The survey also showed that 118 websites lacked information on how fake reviews are avoided, making it difficult for consumers to check whether the reviews were written by consumers who actually used the product or service.

Regarding incentivized reviews, which sometimes resulted in a monetary reward, 176 websites did not mention that they were prohibited by their internal policies. In cases where they were authorized, traders did not ensure that they would be reported as incited.

Based on these findings, “consumer protection authorities have concluded that at least 55% of the websites checked are potentially in breach of the Unfair Commercial Practices Directive, which requires truthful information to be presented to consumers to enable choice. enlightened,” the report said, adding that they had “doubts” for another 18%.

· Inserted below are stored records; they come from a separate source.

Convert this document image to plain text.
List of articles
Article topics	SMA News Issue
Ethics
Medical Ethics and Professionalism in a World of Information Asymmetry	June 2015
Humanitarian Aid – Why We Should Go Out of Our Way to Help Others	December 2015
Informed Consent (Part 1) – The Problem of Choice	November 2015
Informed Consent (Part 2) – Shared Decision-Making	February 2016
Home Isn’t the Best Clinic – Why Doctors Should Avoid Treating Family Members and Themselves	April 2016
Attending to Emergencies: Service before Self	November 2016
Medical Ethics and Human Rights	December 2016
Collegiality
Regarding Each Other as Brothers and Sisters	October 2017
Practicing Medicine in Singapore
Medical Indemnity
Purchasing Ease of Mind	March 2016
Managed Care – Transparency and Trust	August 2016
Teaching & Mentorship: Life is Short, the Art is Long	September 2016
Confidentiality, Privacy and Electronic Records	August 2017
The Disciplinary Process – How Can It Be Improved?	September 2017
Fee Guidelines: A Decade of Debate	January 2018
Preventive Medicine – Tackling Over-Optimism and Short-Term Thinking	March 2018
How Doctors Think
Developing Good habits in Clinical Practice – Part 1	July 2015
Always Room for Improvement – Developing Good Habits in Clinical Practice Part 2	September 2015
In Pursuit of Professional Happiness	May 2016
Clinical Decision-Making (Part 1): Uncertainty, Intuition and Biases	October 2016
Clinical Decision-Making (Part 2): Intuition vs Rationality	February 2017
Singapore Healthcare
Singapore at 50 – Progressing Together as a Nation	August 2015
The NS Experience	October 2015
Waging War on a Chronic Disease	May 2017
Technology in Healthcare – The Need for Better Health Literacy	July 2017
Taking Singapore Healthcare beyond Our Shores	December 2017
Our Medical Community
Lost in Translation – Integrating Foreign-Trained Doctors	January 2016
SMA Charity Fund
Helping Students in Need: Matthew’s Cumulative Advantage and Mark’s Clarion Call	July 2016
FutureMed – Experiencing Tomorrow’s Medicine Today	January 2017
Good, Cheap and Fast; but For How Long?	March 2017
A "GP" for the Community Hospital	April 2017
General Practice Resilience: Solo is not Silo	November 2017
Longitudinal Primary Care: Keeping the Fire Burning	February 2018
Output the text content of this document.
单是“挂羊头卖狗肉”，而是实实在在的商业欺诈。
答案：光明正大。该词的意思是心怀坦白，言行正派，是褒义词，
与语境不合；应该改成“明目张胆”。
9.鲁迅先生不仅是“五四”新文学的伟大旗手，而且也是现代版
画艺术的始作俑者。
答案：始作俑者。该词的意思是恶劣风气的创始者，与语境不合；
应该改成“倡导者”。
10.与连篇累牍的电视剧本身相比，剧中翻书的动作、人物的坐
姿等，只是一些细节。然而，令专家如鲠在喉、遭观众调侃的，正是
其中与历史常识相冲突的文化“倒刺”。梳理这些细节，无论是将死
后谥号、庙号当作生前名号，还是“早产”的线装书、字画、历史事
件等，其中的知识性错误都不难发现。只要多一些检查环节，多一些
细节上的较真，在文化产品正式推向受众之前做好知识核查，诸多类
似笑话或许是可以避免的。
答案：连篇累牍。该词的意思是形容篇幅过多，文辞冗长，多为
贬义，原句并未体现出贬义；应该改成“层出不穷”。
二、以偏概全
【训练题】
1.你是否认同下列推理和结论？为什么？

The sweep was the result of a 2020 Market surveillance investigation, which showed that consumers rely heavily on reviews for their online purchases, with up to 71% considering reviews an important factor when booking vacation accommodation. This revelation led authorities to decide to carry out the screening last year.

Armed with this new information, the national authorities plan to contact the companies concerned to make the necessary changes to their websites, and to take repressive action if they deem it necessary.

Legislation will also apply, from May 28, requiring merchants to inform consumers about how reviews are handled. The new law will also make it illegal to sell, buy or submit false consumer reviews to promote products online.